Weit schlimmer als Schumachers Analyse dürften Russells Ohren die Worte von Mercedes-Teamchef Toto Wolff aufnehmen. Auch der Österreicher hat den WM-Titel für seinen einstigen Platzhirschen abgehakt - nicht aber, ohne Russells Vorschlusslorbeeren noch einmal hervorzuheben. "Wir reden über den Top-Fahrer", sagte Wolff bei "Autosport". Russell habe "jede einzelne Kart-Meisterschaft, die Formel 3 in seinem Rookie-Jahr und die Formel 2 in seinem Rookie-Jahr gewonnen". Man könne "gute Rennen und schlechte Rennen, gute Jahre und schlechte Rennen haben, aber wir reden über den Fahrer, der alles gewonnen hat, was man davor (vor der Formel 1, Anm.d.Red.) gewinnen kann." Es muss schmerzhaft klingen für Russell. Mercedes müsse herausfinden, was nötig sein, damit der Brite im Silberpfeil der neuen Generation "dieses Potenzial" wieder abrufen könne.

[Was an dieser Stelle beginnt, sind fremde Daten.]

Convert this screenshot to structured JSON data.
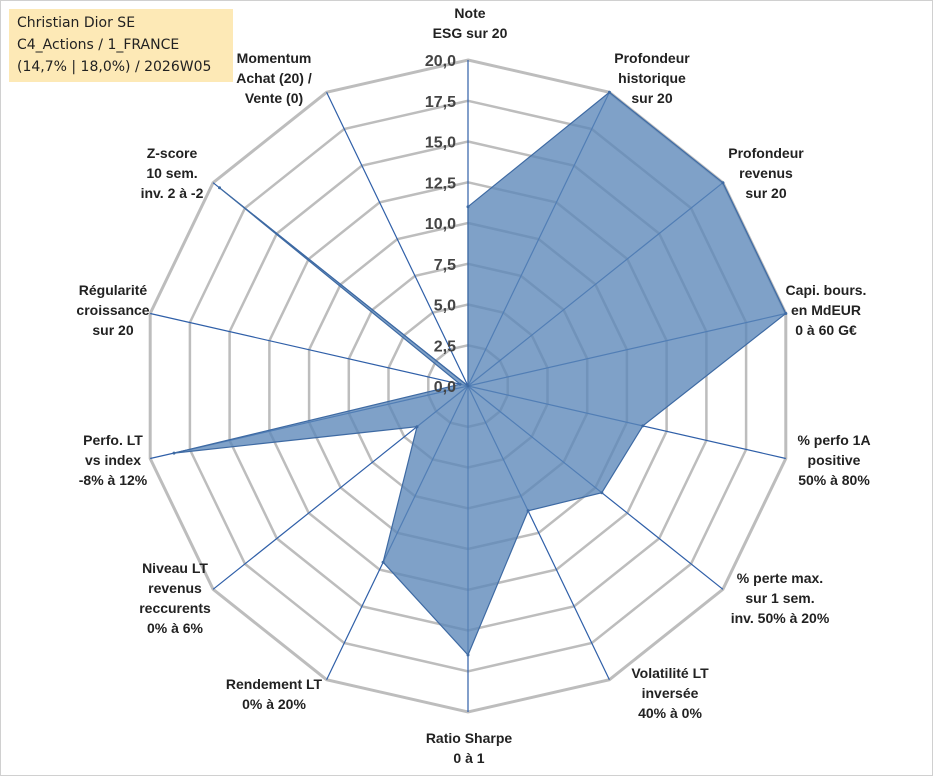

Wolff wies auf die "psychologische" Seite der Medaille hin, die das Jahr 2026 prägt. "Wenn man so einen Lauf hat wie er dieses Jahr, dann kassiert man eine Packung", sagte der 54-Jährige und gab Russell einen Erholungs-Auftrag für die kommende Saison. "Die Großen stecken das weg. Ich denke, dass George alles hat, was es braucht, um die WM zu kämpfen. Auch wenn diese jetzt abgefahren sein mag, werden weitere kommen."

Für George Russell wird es in der Formel 1 nicht leichter. Er ist nicht mehr der Auserwählte. Dafür soll er jetzt im Schatten des immer mächtiger werdenden Antonelli ein Großer werden.